TRIGERE HONORED: Pauline Trigere will receive the medal of chevalier of the French Legion of Honor on Dec. 13 in recognition of her outstanding contribution to the world of fashion. Richard Duque, consul general of France, will officiate at the medal ceremony at the Cultural Services of the French Embassy in New York at 6 p.m. The highest award bestowed by the French government, the National Order of the Legion of Honor was founded by Napoleon Bonaparte to recognize outstanding achievement in the military, as well as the public and private sectors.

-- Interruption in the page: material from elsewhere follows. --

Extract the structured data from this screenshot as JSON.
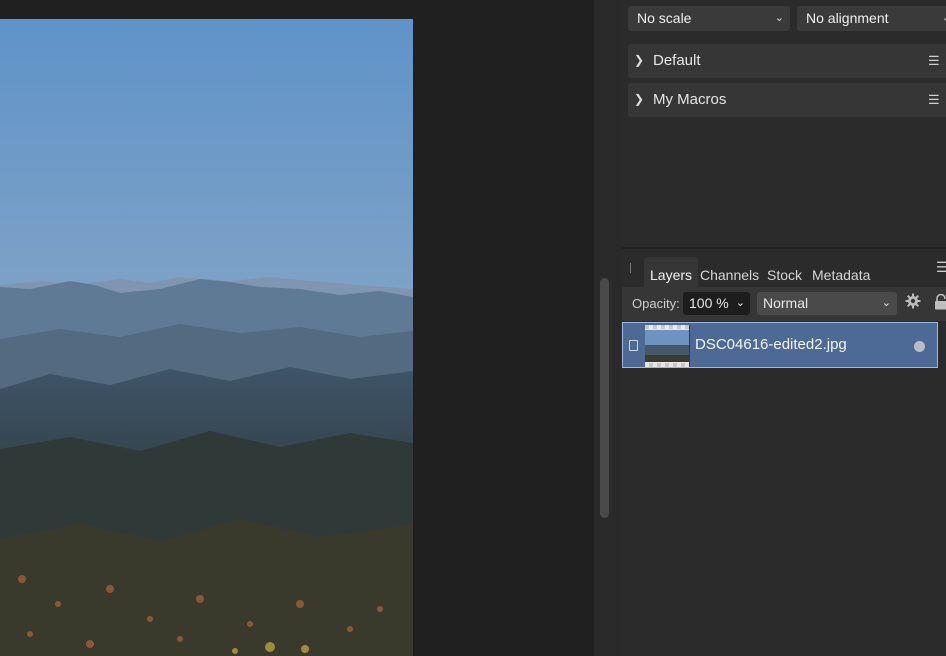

EMSER SHUTS DOWN: Emser Apparel Fabrics, a division of West Hollywood, Calif.-based Emser International, will cease operations by the year’s end, according to president of sales Shawn Ghodsian. The nine-year-old converter, with revenues of more than $10 million, specialized in stretch wovens. Pinched by price pressure and declining local production, the company recently switched from importing novelty fabrics to stocking large quantities of base fabrics such as denim and bengaline and turning to local printers for quick-turn embellishment. Despite the switch, “the return on investment was horrible,” Ghodsian said. He said that no jobs would be lost as a result of the shutdown, since the company plans to move workers from the apparel fabrics operation into its commercial tile unit. Emser International as a whole employs about 150 people.

REVVED DOWN: Moody’s Investors Service downgraded $500 million of Revlon Consumer Products Corp.’s senior debt to Caa3. The action was prompted by a recent refinancing in which the firm issued $363 million in bonds and entered into a $250 million credit facility. While the move afforded Revlon greater short-term liquidity, Moody’s noted: “Overall, the position of the senior notes has been diminished by this higher level of funded senior secured debt.” The rating agency also reiterated its negative outlook on the cosmetics firm’s debt.

AVON, ITEMIZED: Despite weakness in Latin America, Avon Products Inc. said it can fulfill its top and bottom-line projections for the fourth quarter before a pretax restructuring charge of about $85 million. The charge, which may be followed by others like it in 2002, will pay for the acceleration of Avon’s plan to adjust operating processes and reengineer its supply chain. Avon also said it expected to reveal a new retail partner for its BeComing brand by yearend. Industry sources pointed to Kohl’s as a likely suitor and also said that Avon was looking into operating freestanding stores in traditional malls and outdoor centers.

VIETNAM PACT LAUNCHED: The Office of the U.S. Trade Representative said it plans to make the implementation of dramatically reduced duties on imports from Vietnam effective today. The move, which formally launches the U.S.-Vietnam trade pact and grants the Southeast Asian nation normal trade relations status, comes three weeks earlier than expected. Without NTR status, U.S. import duties on products from Vietnam averaged 40 percent and ranged up to 90 percent on some textile categories. With it, the average duty rate for apparel and textiles is 17 percent.

KOHL’S OF CALIFORNIA: Kohl’s closed a purchase of its first distribution center in California late Thursday, solidifying its plan to put 20 to 30 stores into the West Coast by 2003. Kohl’s bought a 651,000-square-foot space at the San Bernardino International Airport and Trade Center for its second-largest center in the U.S.